Pseudocode would be something like:

Sum1=0 : Sum2 = 0
For up to 32768 items L[i] in list
  Sum1 = Sum1 +L[i]
  Sum2 = Sum2 +(L[i] >> 16) ' Use sign-extending shift
Loop
Sum1MSB = Sum1 >> 16 ' Cannot use division of numbers can be negative--see below
Sum2Mid = Sum2 and 65535
Sum2Adj = Sum1MSB - Sum2Mid
If Sum2Adj >= 32768 then Sum2Adj = Sum2Adj - 65536
Sum2 += Sum2Adj

After the above code, Sum2 and Sum1 together should yield the correct sum, regardless of intervening overflows.

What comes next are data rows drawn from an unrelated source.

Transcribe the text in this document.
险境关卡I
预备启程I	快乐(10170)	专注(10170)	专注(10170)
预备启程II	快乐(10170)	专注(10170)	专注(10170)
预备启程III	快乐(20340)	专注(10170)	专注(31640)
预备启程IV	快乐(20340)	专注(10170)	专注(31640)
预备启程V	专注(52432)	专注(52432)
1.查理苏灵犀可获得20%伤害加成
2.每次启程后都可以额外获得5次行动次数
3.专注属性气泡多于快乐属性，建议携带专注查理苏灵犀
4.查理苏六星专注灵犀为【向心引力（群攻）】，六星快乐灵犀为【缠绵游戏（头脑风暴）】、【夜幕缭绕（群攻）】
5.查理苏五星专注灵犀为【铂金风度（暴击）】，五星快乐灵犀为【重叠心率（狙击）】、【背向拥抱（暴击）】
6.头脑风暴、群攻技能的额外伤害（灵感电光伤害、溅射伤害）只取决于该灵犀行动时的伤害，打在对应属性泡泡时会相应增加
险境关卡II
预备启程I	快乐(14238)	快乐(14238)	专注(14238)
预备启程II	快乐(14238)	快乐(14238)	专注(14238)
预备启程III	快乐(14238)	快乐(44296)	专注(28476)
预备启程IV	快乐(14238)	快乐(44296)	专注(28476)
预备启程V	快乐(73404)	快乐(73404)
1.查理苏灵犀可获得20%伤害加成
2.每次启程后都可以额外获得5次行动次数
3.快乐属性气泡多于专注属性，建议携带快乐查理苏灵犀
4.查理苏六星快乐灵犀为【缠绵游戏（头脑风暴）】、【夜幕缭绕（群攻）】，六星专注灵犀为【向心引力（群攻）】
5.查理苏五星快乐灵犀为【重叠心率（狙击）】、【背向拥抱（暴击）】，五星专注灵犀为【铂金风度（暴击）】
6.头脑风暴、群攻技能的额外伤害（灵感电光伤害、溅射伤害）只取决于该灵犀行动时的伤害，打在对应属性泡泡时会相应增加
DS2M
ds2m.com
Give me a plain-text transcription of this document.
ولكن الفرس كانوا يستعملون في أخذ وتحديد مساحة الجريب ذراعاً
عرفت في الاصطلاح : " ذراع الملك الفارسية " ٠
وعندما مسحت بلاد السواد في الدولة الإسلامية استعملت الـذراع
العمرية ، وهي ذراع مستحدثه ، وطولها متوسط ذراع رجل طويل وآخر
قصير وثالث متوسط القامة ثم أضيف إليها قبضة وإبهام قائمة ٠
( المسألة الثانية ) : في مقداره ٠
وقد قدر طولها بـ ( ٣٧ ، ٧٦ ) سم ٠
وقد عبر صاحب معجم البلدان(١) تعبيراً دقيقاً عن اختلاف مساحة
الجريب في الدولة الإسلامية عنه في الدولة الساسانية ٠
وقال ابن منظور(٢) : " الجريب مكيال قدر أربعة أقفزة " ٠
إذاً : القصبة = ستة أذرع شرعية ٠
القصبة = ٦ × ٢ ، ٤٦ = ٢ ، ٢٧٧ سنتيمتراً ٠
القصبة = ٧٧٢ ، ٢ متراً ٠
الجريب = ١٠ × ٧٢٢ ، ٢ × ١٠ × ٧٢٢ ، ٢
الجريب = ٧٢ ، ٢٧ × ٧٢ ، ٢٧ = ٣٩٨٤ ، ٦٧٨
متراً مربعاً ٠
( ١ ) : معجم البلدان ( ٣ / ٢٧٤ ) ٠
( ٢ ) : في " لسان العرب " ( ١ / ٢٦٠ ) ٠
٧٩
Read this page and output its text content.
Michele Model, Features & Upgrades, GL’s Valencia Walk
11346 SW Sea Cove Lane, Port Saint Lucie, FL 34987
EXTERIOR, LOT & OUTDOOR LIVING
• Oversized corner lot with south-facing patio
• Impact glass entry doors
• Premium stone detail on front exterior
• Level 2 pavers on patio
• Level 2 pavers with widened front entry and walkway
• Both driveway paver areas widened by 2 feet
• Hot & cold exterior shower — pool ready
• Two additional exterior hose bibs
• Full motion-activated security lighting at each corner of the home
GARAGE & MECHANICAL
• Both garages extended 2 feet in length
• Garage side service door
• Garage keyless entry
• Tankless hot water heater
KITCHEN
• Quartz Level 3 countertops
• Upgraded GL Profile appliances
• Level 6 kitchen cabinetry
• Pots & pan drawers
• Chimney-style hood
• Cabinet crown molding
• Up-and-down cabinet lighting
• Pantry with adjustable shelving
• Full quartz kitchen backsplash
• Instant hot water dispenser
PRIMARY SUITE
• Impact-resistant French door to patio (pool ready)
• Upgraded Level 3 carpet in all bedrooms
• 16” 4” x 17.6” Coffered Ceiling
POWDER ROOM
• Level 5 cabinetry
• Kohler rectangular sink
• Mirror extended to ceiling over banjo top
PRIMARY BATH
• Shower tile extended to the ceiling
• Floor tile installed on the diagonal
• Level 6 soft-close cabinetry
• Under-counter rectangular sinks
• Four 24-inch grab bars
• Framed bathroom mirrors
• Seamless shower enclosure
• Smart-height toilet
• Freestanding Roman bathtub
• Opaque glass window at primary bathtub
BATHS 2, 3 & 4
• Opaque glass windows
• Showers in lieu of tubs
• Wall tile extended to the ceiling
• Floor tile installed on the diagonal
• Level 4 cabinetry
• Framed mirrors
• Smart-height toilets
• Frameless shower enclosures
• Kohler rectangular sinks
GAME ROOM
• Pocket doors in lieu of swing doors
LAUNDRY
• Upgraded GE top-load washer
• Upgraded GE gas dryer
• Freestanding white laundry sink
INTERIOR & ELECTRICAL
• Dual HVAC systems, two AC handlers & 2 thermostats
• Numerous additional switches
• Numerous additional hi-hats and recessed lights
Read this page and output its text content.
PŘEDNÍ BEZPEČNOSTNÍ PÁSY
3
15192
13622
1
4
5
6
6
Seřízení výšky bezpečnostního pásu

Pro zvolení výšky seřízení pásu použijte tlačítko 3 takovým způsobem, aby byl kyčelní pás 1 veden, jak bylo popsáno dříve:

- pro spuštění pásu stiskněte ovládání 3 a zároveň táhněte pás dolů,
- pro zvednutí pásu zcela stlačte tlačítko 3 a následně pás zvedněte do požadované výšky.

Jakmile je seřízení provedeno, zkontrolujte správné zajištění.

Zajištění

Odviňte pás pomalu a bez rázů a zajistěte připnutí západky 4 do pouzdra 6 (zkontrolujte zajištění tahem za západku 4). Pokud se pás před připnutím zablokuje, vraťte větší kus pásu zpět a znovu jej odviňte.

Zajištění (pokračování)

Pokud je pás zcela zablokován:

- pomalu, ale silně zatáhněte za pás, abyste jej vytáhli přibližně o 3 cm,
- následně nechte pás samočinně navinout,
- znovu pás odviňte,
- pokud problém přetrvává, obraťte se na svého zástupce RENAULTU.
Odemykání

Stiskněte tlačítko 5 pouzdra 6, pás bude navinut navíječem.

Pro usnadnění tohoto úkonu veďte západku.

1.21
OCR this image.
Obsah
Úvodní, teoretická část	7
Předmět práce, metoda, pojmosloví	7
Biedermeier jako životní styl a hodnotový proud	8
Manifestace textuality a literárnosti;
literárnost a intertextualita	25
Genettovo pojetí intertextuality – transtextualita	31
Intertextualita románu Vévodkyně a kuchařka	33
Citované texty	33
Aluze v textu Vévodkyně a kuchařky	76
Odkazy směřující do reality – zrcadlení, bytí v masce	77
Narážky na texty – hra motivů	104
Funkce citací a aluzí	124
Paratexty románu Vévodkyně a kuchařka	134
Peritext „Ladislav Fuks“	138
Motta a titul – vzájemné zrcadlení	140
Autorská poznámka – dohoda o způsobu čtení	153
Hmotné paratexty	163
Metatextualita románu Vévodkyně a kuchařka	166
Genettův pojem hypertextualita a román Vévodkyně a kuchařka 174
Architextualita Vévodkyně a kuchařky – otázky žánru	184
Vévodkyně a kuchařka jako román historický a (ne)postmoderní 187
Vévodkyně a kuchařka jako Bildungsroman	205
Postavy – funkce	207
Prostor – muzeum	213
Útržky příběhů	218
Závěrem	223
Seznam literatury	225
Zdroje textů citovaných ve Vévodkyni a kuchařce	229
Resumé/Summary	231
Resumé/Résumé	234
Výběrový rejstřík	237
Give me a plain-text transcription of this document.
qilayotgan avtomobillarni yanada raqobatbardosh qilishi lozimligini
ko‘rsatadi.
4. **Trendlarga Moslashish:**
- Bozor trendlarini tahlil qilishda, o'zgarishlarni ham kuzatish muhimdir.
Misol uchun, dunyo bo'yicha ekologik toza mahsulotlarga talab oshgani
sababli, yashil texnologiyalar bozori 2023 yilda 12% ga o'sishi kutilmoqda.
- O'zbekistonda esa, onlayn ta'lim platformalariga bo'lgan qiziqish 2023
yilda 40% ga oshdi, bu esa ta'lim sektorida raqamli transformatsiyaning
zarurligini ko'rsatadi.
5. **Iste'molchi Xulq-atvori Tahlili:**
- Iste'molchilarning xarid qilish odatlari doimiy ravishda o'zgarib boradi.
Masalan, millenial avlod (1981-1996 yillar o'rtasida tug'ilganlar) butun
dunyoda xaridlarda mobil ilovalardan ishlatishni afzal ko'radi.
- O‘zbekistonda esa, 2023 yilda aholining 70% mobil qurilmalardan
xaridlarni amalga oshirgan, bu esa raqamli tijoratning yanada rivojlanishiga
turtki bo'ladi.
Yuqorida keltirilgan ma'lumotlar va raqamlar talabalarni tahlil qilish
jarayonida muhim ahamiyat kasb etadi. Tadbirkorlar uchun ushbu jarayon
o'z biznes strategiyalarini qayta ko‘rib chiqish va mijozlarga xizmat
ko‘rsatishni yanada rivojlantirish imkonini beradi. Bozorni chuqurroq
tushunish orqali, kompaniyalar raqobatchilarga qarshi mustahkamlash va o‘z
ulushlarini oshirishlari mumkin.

If it's necessary to total more than 32768 numbers, they may be divided into groups of 32768, and after computing Sum2 for each group, one can add it to a two-variable "big sum" for all the groups as a whole.

In some languages, the shift right operator could be replaced by a division by 65536. That generally work when computing Sum2, but not when extracting Sum1MSB. The problem is that some languages round divisions toward zero while it's necessary here to perform a division rounding to the next lower number (toward negative infinity). Errors computing Sum2 would get corrected later on, but errors computing Sum2LSB would affect the final result.

Note that nothing in the final results would indicate whether any of the computations involving Sum1 had "overflowed", but if values are guaranteed to wrap cleanly code shouldn't need to care about whether any overflow had occurred.